Friday, 18th September 2009
After some false starts with mutations not being saved (I forgot that in Python, a list of lists needs to be explicitly copied), I finally got a program running using Pygame. Then I spent several hours watching an image of my cat (what else), slowly evolve. After a while I decided I wanted to experiment with changing the parameters for the program so I wanted a standard image for all my tests. I wanted to start with a greyscale image to keep things simple at first, but the cat picture was a bit too dark and indistinct. I decided on a famous photo of Charles Darwin, which seemed appropriate. I got a smallish (152 x 200 pixels) version to speed up computation.
Below are two images evolved over ~150,000 generations; one image is made up of 128 circles, the other from 256 circles. The images are far from exact replicas of the original, though I think they are recognisably Darwin. To me, the images look a bit like impressionistic reproductions of the original, and from a distance of 4-5m (or 40-50cm without my glasses), both images are almost indistinguishable from the original. The overall shape and shading of the evolved images is approximately right, while the details are missing. As you might expect, the image built from 256 circles has more details (specifically the eyes and nose) than the image built from 128 circles.

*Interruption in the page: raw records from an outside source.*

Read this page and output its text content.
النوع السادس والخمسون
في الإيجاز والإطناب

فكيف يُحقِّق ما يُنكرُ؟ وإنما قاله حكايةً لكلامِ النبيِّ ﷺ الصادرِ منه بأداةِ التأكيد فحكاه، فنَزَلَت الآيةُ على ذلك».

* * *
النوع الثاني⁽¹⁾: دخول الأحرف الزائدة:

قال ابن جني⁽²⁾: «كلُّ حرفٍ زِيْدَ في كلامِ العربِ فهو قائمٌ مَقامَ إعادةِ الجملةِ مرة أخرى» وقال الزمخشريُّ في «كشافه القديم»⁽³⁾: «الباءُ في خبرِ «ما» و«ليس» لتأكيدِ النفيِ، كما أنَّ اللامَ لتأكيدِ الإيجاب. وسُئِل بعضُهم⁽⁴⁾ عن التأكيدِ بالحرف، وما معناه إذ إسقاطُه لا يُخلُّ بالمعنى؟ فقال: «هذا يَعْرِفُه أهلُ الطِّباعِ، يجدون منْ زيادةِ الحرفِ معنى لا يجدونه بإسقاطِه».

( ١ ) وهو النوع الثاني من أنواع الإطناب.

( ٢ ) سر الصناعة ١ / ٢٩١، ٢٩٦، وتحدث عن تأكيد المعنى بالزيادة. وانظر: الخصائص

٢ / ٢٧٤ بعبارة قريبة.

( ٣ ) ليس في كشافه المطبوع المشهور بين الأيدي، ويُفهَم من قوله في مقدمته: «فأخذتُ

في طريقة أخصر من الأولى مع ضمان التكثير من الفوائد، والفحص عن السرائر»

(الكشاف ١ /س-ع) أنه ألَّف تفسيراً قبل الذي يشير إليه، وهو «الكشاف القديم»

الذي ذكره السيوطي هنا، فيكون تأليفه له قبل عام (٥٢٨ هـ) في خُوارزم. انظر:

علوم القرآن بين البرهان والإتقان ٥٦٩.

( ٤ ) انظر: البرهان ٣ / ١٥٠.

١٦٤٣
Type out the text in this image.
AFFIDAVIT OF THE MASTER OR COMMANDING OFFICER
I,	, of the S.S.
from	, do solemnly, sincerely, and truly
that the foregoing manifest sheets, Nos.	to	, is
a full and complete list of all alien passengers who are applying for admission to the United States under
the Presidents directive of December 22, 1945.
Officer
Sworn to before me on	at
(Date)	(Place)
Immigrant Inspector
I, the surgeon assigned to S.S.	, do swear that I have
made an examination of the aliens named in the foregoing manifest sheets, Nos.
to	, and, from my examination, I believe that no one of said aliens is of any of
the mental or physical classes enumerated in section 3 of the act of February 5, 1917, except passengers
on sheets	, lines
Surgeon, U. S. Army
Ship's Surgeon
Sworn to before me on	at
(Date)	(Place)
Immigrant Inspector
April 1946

In the first runs through my evolutionary search for an approximation of Darwin, I had no way of saving the result. I later started to record every genome that was more successful that its predecessor. As a result I can re-run an evolution path at an accelerated rate. In one run of evolving 256 circles for ~150,000 generations, 3010 daughter genomes were 'fitter' (i.e. less distant from the image of Charles Darwin), than the preceding genome. I generated and saved the 3010 images corresponding to each of these genomes (luckily they are very small PNG files), then imported them into ImageJ as an Image Sequence. This created a huge stack of images, which I saved as a QuickTime movie, showing 24 images per second.